Welcome to the scariest hole in golf

Boozy abuse from 20,000 fans makes the 16th at Scottsdale the one they all fear. No wonder Tiger stayed away, writes James Corrigan

Saturday 27 February 2010 01:00

Justin Rose missed a six-footer on Thursday and waited for the abuse to rain down. It only arrived in a trickle. "I had a fortunate escape," reflected the Englishman, who with a 65 had otherwise enjoyed a fine first day of the Waste Management Open. "If that happens on the weekend it would be like Wayne Rooney missing a penalty at Goodison. Only louder."

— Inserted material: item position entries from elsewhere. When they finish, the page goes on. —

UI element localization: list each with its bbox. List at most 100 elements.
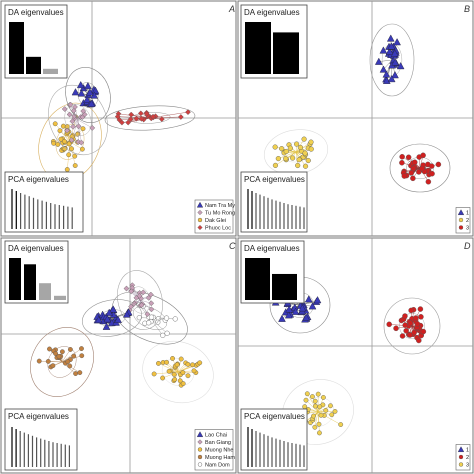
da-eigen-bar (272, 273, 297, 300)
b-group-2-point (287, 145, 293, 151)
legend-label: Dak Glei (205, 218, 226, 224)
b-group-1-point (391, 71, 399, 79)
panel-c-da-inset: DA eigenvalues (4, 240, 69, 304)
a-phuoc-loc-point (137, 110, 144, 117)
c-nam-dom-point (172, 316, 178, 322)
d-group-1-point (304, 295, 313, 303)
c-ban-giang-point (128, 303, 134, 310)
legend-marker (458, 225, 464, 230)
c-muong-nhe-point (172, 377, 178, 382)
c-ban-giang-point (128, 288, 135, 295)
a-nam-tra-my-point (84, 81, 92, 90)
d-group-3-point (320, 395, 326, 400)
d-group-3-spoke (307, 393, 319, 413)
a-phuoc-loc-ellipse (104, 105, 196, 131)
c-nam-dom-inner-ellipse (132, 306, 168, 330)
b-group-3-ellipse (389, 143, 451, 193)
da-eigen-bar (9, 258, 21, 300)
b-group-3-point (420, 152, 426, 159)
b-group-3-point (428, 163, 435, 169)
legend-label: 1 (466, 211, 469, 217)
legend-label: 3 (466, 463, 469, 469)
b-group-1-point (396, 62, 405, 70)
b-group-3-point (405, 154, 412, 161)
b-group-1-point (382, 70, 391, 78)
c-muong-nhe-point (190, 362, 195, 368)
c-ban-giang-ellipse (117, 270, 163, 330)
da-eigen-bar (273, 32, 299, 74)
c-lao-chai-point (122, 310, 131, 318)
legend-marker (458, 454, 464, 460)
b-group-2-point (275, 156, 281, 162)
d-group-3-point (312, 398, 318, 404)
panel-b-da-title: DA eigenvalues (244, 8, 300, 17)
legend-label: Ban Giang (205, 440, 231, 446)
d-group-2-point (418, 314, 424, 320)
a-dak-glei-spoke (69, 141, 76, 166)
b-group-2-point (295, 162, 301, 169)
d-group-3-point (317, 404, 323, 410)
a-phuoc-loc-point (143, 110, 150, 117)
a-nam-tra-my-point (91, 86, 100, 94)
c-lao-chai-point (109, 305, 118, 313)
c-ban-giang-point (136, 292, 143, 299)
b-group-1-point (393, 38, 401, 46)
c-muong-ham-point (36, 358, 42, 364)
d-group-3-point (304, 391, 310, 397)
legend-label: Nam Tra My (205, 203, 235, 209)
c-lao-chai-point (114, 315, 122, 323)
b-group-1-point (379, 46, 388, 54)
legend-label: Nam Dom (205, 463, 230, 469)
d-group-3-point (302, 404, 308, 410)
c-muong-nhe-point (164, 359, 169, 365)
d-group-2-point (413, 315, 419, 321)
panel-c-pca-title: PCA eigenvalues (8, 412, 69, 421)
panel-d-da-title: DA eigenvalues (244, 244, 300, 253)
c-muong-ham-point (56, 353, 62, 359)
c-muong-nhe-spoke (166, 362, 179, 373)
c-muong-nhe-point (197, 360, 203, 366)
c-muong-nhe-point (180, 381, 186, 386)
b-group-3-point (425, 179, 432, 185)
b-group-2-point (283, 156, 289, 162)
c-muong-nhe-ellipse (142, 340, 214, 404)
d-group-3-point (311, 413, 316, 419)
d-group-3-point (318, 412, 324, 418)
panel-a: A DA eigenvalues PCA eigenvalues Nam Tra… (0, 0, 237, 237)
panel-b-da-inset: DA eigenvalues (240, 4, 308, 79)
b-group-1-point (387, 74, 396, 83)
b-group-3-point (399, 159, 405, 166)
b-group-3-point (399, 154, 405, 160)
a-dak-glei-point (55, 142, 61, 147)
panel-b-pca-title: PCA eigenvalues (244, 175, 305, 184)
da-eigen-bar (9, 22, 24, 74)
a-dak-glei-point (52, 121, 58, 127)
c-nam-dom-ellipse (112, 291, 188, 345)
d-group-2-point (411, 329, 417, 336)
legend-marker (197, 209, 203, 216)
a-tu-mo-rong-point (68, 137, 75, 143)
d-group-2-point (403, 327, 409, 334)
legend-marker (197, 217, 203, 223)
da-eigen-bar (24, 264, 36, 300)
panel-a-scatter (1, 1, 236, 236)
d-group-2-point (399, 333, 406, 339)
d-group-2-point (402, 322, 408, 328)
b-group-2-point (305, 157, 311, 164)
a-phuoc-loc-point (138, 115, 145, 122)
a-tu-mo-rong-point (70, 123, 76, 130)
c-lao-chai-point (103, 315, 112, 323)
c-muong-ham-point (45, 358, 51, 364)
legend-marker (197, 224, 203, 231)
a-tu-mo-rong-point (69, 118, 76, 125)
a-nam-tra-my-point (76, 80, 85, 89)
legend-marker (457, 446, 465, 452)
a-phuoc-loc-point (133, 115, 140, 122)
c-muong-nhe-point (170, 356, 175, 361)
a-dak-glei-spoke (59, 130, 71, 143)
panel-c-da-title: DA eigenvalues (8, 244, 64, 253)
panel-c-letter: C (229, 241, 236, 251)
a-dak-glei-point (58, 136, 64, 142)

Rose's yanked tiddler came at the 16th at Scottsdale in Arizona. At 162 yards it is far from being the toughest hole in golf; but thanks to the 20,000 "refreshment freaks" who surround the par-three it is arguably the scariest. Aaron Baddeley probably summed up its uniqueness best of all. "It's the shortest, easiest most intimidating hole in the world," said the Australian.

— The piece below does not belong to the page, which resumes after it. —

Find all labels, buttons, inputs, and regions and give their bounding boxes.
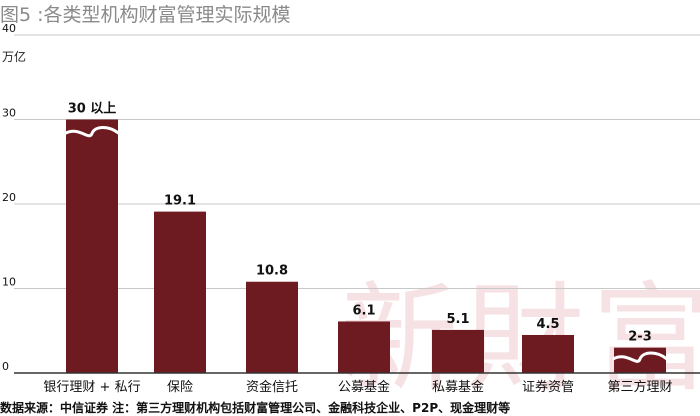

To some it just isn't golf. The crowd who congregate there boo as loudly as they cheer and as loudly as they sing their songs. They try to keep quiet on a player's backswing. But by the Sunday they fail abysmally. At these moments it less like the Old Course and more like the New Den. Yes, for one hole and one week only, the golfers suddenly know what it feels like in other sports.

"Walking to the tee is kind of like seeing a police car in your rear view mirror, and you don't know if they're after you or not," is Joe Durant's fine analogy. "If you're lucky and the police car roars by, you can take a deep breath." Alas, more often than not the golfers are pulled over.

Little surprise, therefore, that many in this privileged profession elect to stay away from the Phoenix stopover on the PGA Tour. "You listen to the young kids in the locker room and a lot of them don't come here because of that hole," said the veteran Kenny Perry. "They won't play here because they don't want people yelling at them."

It isn't any old yelling, either, although depressingly the "get in the holes" and "you da mans" do ring out every now and again. Predominantly, however, the chants are tailored for particular individuals and are as creative as those of their terrace counterparts. "Somehow," said the 2003-winner, Jonathan Kaye, "they know more than everybody. They know your birthday. They know your kids' names. They know your dog's name. I don't know how they find out all that stuff. But they do."

Not all of it is that good-natured and it is probably a good thing Tiger Woods is not playing this week. The world No 1 actually caused the loudest roar ever heard there when holing-in-one in 1997. But Woods has not turned up since 2001 and after the organisers sought to increase the atmosphere still further by making it the first genuine "stadium" hole two years ago with seating going all the way around, it is doubtful he ever will again.

Still that won't worry the assorted band of students and office-workers who arrive there in record numbers. Some 500,000-plus are expected by Sunday evening and most will visit the 16th and its bars. The event has attracted new sponsors this year, but even that has been given the fans treatment. It has already been renamed "The Wasted Open".